Researchers in China have strengthened the silkworm's threading by feeding them graphene. Graphene is single-walled carbon nanotubing.
Silkworms typically eat white mulberry leaves. Yingying Zhang and her colleagues from Tsinghua University sprayed the mulberry leaves with a solution containing 0.2 percent graphene. They then produced the silk as normal.
The history of silkworms dates back at least 5,000 years in China. Domesticated silkworms rely on humans for reproduction due to nearly 5 millennia of selective breeding. With domestication came increased production of silks. Commercial silkworms can now give ten times more than what a wild silkworm can.
Smart clothing became a hot topic in recent years.
Over the last few decades, smart clothing has become a hot topic. Thus, silkworms have become subject to increasing research on how to make stronger, smarter silk.
The research has yet to determine exactly how much of the graphene gets into the silkworm's silk. Another unanswered question is what percentage of the graphene is metabolized or excreted by the insects.

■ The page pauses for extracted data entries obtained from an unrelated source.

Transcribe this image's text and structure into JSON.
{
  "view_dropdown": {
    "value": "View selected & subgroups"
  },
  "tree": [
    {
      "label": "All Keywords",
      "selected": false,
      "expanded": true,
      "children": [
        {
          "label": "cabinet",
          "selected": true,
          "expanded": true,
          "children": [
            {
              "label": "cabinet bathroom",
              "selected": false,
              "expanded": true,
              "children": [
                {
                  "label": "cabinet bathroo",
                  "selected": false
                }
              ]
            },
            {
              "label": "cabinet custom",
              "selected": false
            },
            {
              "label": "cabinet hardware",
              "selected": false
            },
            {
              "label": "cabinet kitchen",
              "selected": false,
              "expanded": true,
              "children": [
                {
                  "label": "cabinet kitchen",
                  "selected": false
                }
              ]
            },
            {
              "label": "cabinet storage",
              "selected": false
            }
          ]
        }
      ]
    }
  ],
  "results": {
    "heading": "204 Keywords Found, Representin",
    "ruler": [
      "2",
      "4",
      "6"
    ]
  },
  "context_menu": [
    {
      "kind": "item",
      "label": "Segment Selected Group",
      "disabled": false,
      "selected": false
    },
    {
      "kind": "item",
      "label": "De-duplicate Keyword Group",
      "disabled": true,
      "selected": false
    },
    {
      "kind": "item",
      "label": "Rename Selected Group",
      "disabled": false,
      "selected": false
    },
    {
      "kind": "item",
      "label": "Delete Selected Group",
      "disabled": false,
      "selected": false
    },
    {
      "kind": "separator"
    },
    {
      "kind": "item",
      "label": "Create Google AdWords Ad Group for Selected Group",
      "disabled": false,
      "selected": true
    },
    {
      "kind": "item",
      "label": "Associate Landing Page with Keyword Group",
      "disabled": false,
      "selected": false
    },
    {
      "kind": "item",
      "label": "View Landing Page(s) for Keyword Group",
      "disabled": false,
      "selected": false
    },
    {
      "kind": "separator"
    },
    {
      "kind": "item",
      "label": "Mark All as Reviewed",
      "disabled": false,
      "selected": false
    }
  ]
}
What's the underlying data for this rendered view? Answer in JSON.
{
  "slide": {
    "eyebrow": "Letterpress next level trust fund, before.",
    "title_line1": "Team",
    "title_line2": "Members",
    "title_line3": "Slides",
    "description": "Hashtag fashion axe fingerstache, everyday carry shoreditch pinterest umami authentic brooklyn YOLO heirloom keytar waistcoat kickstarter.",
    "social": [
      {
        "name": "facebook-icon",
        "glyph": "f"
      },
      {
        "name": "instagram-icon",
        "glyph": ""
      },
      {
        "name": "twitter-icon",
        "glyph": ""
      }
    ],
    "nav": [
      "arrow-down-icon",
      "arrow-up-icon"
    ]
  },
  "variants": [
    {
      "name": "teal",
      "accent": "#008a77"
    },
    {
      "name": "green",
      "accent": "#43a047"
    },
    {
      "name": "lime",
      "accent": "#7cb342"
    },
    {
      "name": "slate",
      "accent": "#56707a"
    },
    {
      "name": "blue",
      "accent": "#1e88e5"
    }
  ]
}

The already-strong silk just got even stronger. The material can endure 50 percent more stress than silk before breaking. The modified silks even conduct electricity after being heated to extremely high temperatures. The team also found it had a more orderly crystal structure than regular silk.
Yaopeng Zhang of Donghua University has also experimented with silkworms. He fed titanium dioxide nanoparticles to silkworms to create silk resistant to ultraviolet ruin. The conductive properties of this new silk could even allow for the clothes to read nerve signals, he told Scientific American.